Dans la plupart des pages de « Hérétique », l’auteure renonce au style autobiographique, lui préférant une argumentation longuement développée. Elle peine toutefois à rendre l’histoire religieuse des autres – même celle de Mahomet en personne, dont elle relate la vie – aussi spectaculaire que la sienne. Et sa rhétorique grandiloquente lui fait perdre la confiance du lecteur. Selon elle, beaucoup d’immigrés musulmans en Occident se débattent entre des identités conflictuelles et, à la recherche de certitudes, aspirent à un extrême ou à un autre. Elle s’interroge : « Tous ceux qui mettent en doute l’islam sont-ils condamnés à abandonner la foi, comme je l’ai fait, ou à rejoindre le djihad violent ? » (Sans doute pas.) Elle voudrait que les Américains prennent conscience de leur naïveté face à l’influence envahissante de l’islam, et soutient que, par sensibilité culturelle, les journalistes et les responsables politiques minimisent parfois les crimes d’honneur perpétrés en Occident. On peut cependant affirmer que ce sujet ne manque pas de susciter une fascination horrifiée ; elle cite même un article de 3 000 mots paru dans Time Magazine, qui présentait tous les détails tragiques de l’un de ces crimes.

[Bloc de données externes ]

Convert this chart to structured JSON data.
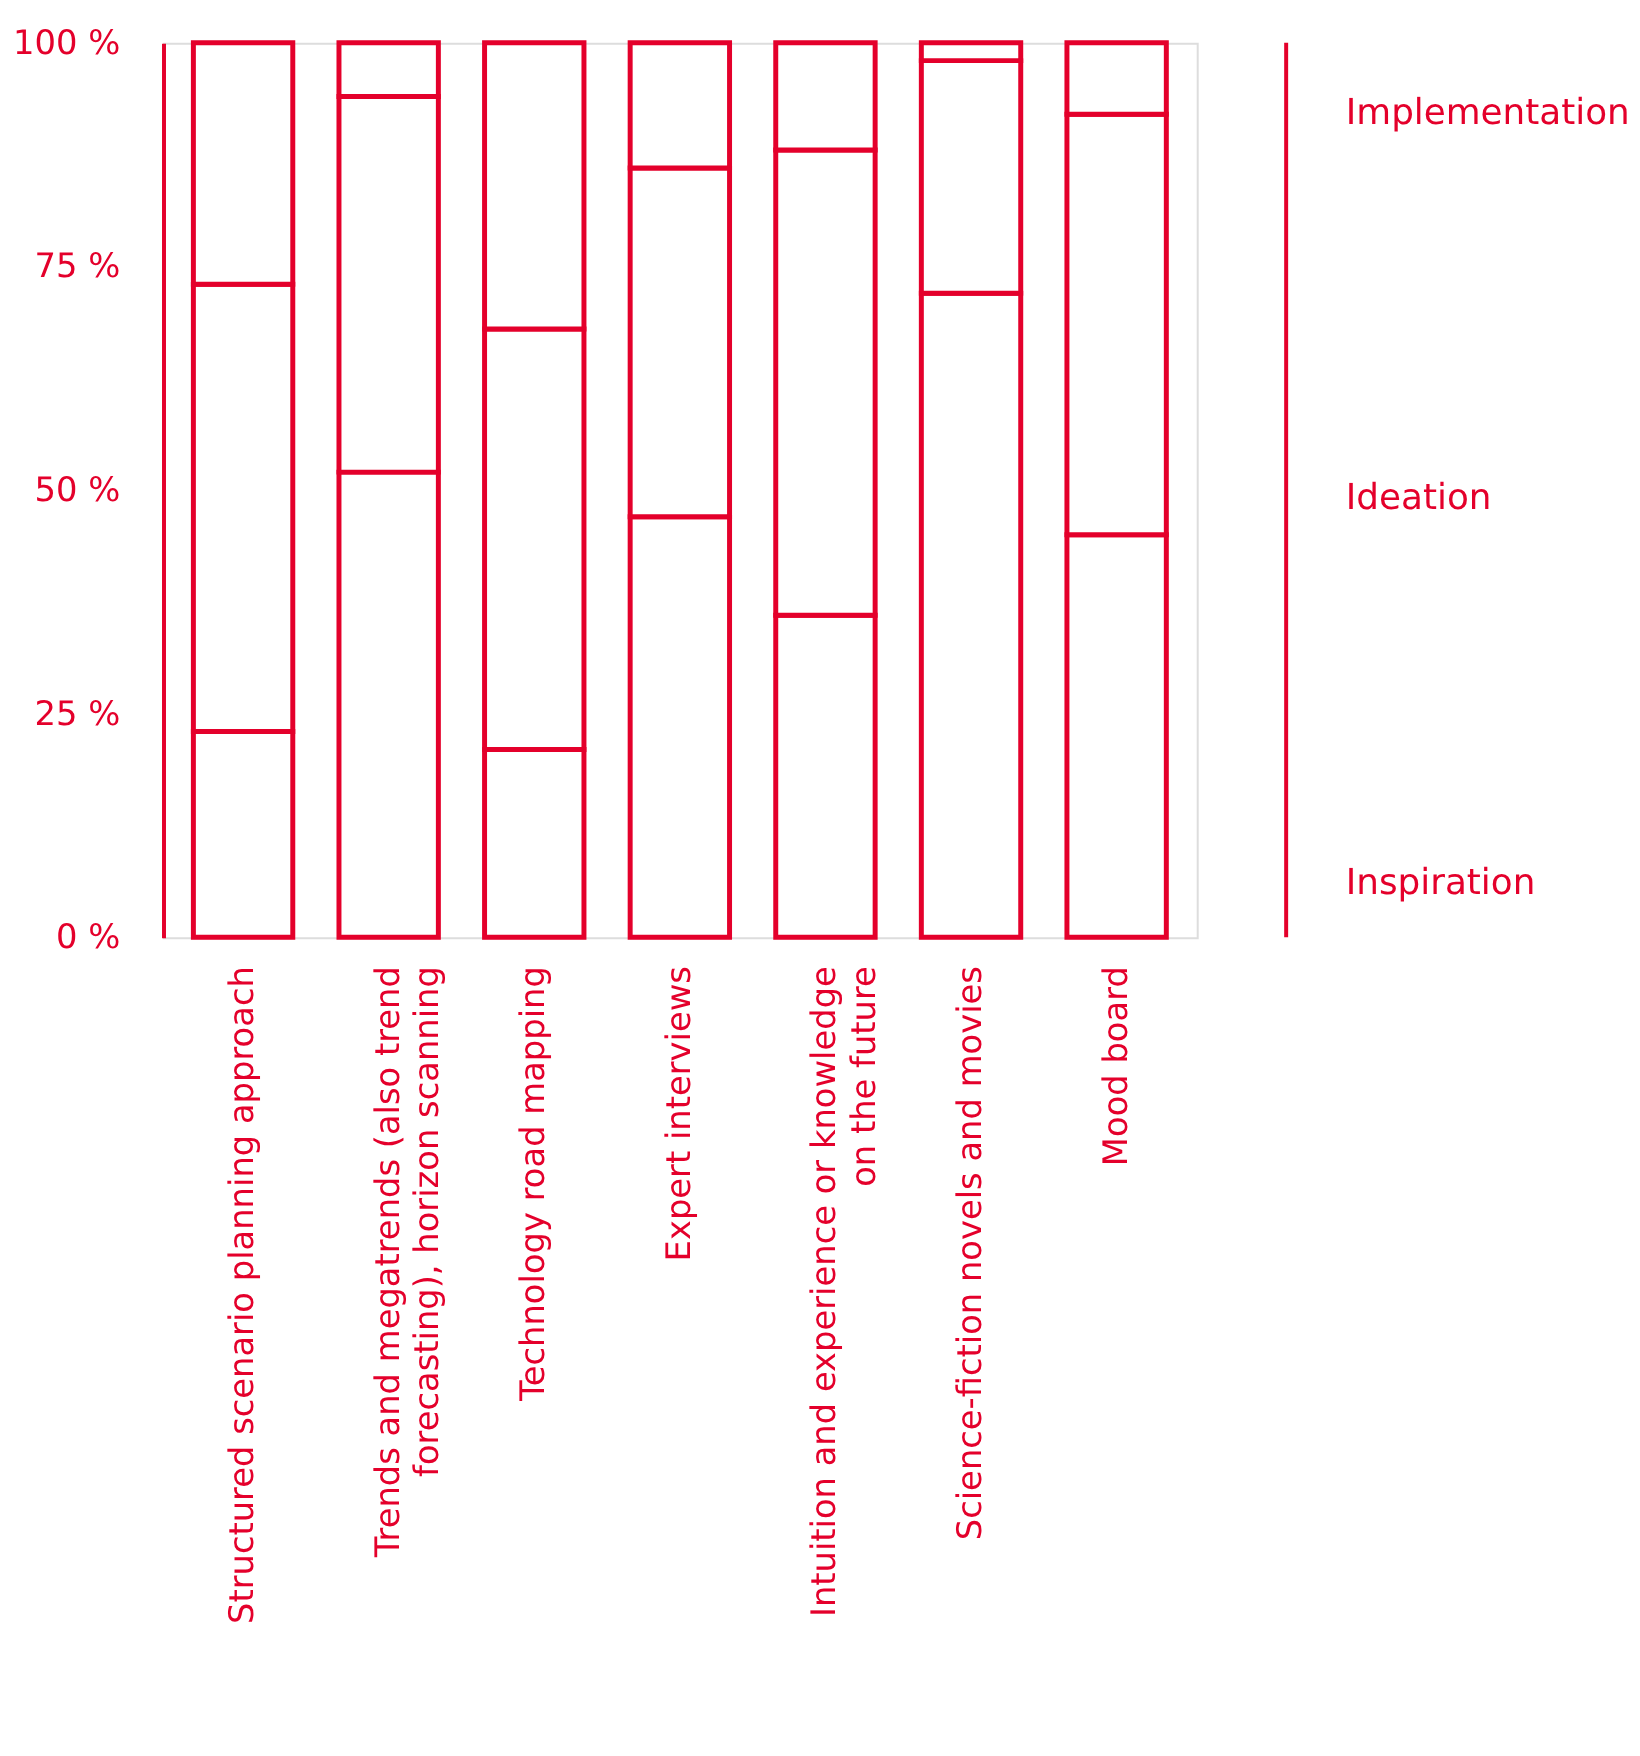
{
  "chart_data": {
    "type": "bar",
    "stacked": true,
    "legend": false,
    "categories": [
      "Structured scenario planning approach",
      "Trends and megatrends (also trend forecasting), horizon scanning",
      "Technology road mapping",
      "Expert interviews",
      "Intuition and experience or knowledge on the future",
      "Science-fiction novels and movies",
      "Mood board"
    ],
    "series": [
      {
        "name": "Inspiration",
        "color": "#e4002b",
        "values": [
          23,
          52,
          21,
          47,
          36,
          72,
          45
        ]
      },
      {
        "name": "Ideation",
        "color": "#e4002b",
        "values": [
          50,
          42,
          47,
          39,
          52,
          26,
          47
        ]
      },
      {
        "name": "Implementation",
        "color": "#e4002b",
        "values": [
          27,
          6,
          32,
          14,
          12,
          2,
          8
        ]
      }
    ],
    "ylim": [
      0,
      100
    ],
    "yticks": [
      {
        "value": 0,
        "label": "0 %"
      },
      {
        "value": 25,
        "label": "25 %"
      },
      {
        "value": 50,
        "label": "50 %"
      },
      {
        "value": 75,
        "label": "75 %"
      },
      {
        "value": 100,
        "label": "100 %"
      }
    ],
    "grid": false
  }
}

Quand Hirsi Ali écrit, presque à regret, qu’« il est irréaliste de s’attendre à ce que les musulmans délaissent en masse leur religion », même les lecteurs laïcs risquent de se demander si elle est le meilleur guide pour comprendre l’islam (un bon sous-titre pour « Hérétique » serait « Comment être musulman, si vous ne pouvez pas faire autrement »). L’auteure pose assurément des questions difficiles – la gauche américaine devrait-elle se battre davantage pour les droits des musulmanes dans les pays où elles sont opprimées ? – et elle n’a pas peur de recourir à la provocation pour stimuler le débat. Le blasphème est un élément essentiel de toute réforme religieuse, affirme-t-elle, et elle défend son droit à parler franchement. « J’ai pris un risque énorme en faisant mon examen de conscience, a répondu Hirsi Ali aux critiques qui trouvaient son ton corrosif. Je suis plus que jamais convaincue de devoir dire les choses à ma façon et de devoir formuler mes propres remarques. » Nul ne peut nier que ses propos soient courageux. Quant à savoir s’ils sont convaincants, c’est une autre affaire.

 

Cet article est paru dans le New York Times le 1er avril 2015. Il a été traduit de l’anglais par Laurent Bury.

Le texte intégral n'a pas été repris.